At 5-foot-10 5/8, Wilson must use his feet to find openings for throwing lanes, but he's proven an ability to that more and more as his rookie season progresses. He had six pass plays of more than 20 yards last Sunday against the New England Patriots, and most of those plays came from "air yards" as opposed to yards after the catch. Lynch is a brutal, slashing runner who will often gain multiple yards after first contact. Backup Robert Turbin looks like another bruiser, but he has surprising second-level speed, and the Seahawks like to swap him in and either throw or approximate screens and swing passes to throw defenses off the trail.

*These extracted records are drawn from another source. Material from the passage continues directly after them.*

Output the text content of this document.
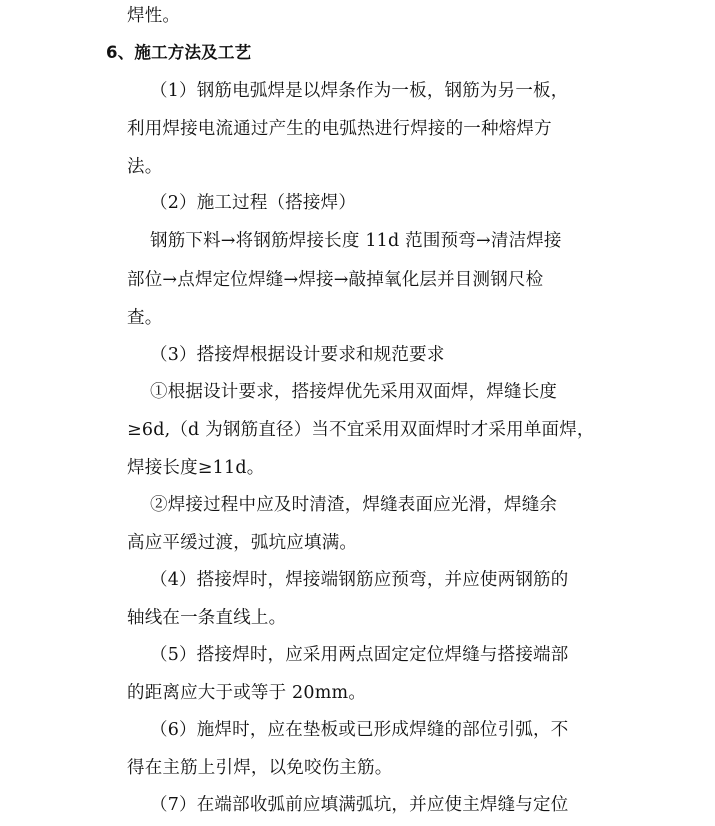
焊性。
6、施工方法及工艺
（1）钢筋电弧焊是以焊条作为一板，钢筋为另一板，
利用焊接电流通过产生的电弧热进行焊接的一种熔焊方
法。
（2）施工过程（搭接焊）
钢筋下料→将钢筋焊接长度 11d 范围预弯→清洁焊接
部位→点焊定位焊缝→焊接→敲掉氧化层并目测钢尺检
查。
（3）搭接焊根据设计要求和规范要求
①根据设计要求，搭接焊优先采用双面焊，焊缝长度
≥6d,（d 为钢筋直径）当不宜采用双面焊时才采用单面焊，
焊接长度≥11d。
②焊接过程中应及时清渣，焊缝表面应光滑，焊缝余
高应平缓过渡，弧坑应填满。
（4）搭接焊时，焊接端钢筋应预弯，并应使两钢筋的
轴线在一条直线上。
（5）搭接焊时，应采用两点固定定位焊缝与搭接端部
的距离应大于或等于 20mm。
（6）施焊时，应在垫板或已形成焊缝的部位引弧，不
得在主筋上引焊，以免咬伤主筋。
（7）在端部收弧前应填满弧坑，并应使主焊缝与定位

The 49ers have a dynamic defense from back to front, but the action really starts with the two Smiths up front -- defensive tackle Justin and end Aldon. Justin Smith actually moves around the front, which is why he received Pro Bowl votes at tackle and end last year, but San Francisco's most effective pass-rush concept happens when Justin takes up to three blockers from the three-tech role, and Aldon shoots through an interior gap for a quarterback pressure or takedown. When the Seahawks opened up their offense last Sunday, Wilson manufactured space for downfield throws by moving around and outside the pocket. He can do so to the left or right side, but his ability to roll boot-action right will at least help him stay away from the 49ers' two primary purveyors of pass rush.
Of course, that does nothing to stop inside linebackers Patrick Willis and NaVorro Bowman. I'm of the opinion that Dallas' Sean Lee is the most versatile ILB in the game today, but there's no linebacker duo like Willis and Bowman. Not only are they tremendous against the run as you would expect, but they're the only pair of inside linebackers who can stay on the field in obvious passing situations without a debit to the overall defense. When the 49ers go to their sub packages, you'll see Willis and Bowman flare out and try to take away Wilson's first and hot reads.
The matchup that could decide what should be a very close game is the one between San Francisco's defensive backs and Seattle's receivers. Both units are slightly inconsistent, but capable of big plays. If San Francisco can put a stop to the passing gains Seattle got against New England, they can bottle Wilson up, force Seattle to revert to its run game and short passing ideas, and take things over pretty effectively.
How it could go
This is for all the marbles in the NFC West, at least so far -- the winning team will walk away with a 5-2 record and first-place in an increasingly competitive division. Seattle has one advantage in Wilson's preternatural poise, but he's never faced a defense quite like this. If Wilson can make the plays he did last week, any remnant of a quarterback controversy in Seattle between Wilson and Matt Flynn is over for good. However, as much as I think Wilson could very well be Seattle's quarterback of the future, I think San Francisco's defense -- particularly its front seven -- provides just enough heat to make a very close-fought game.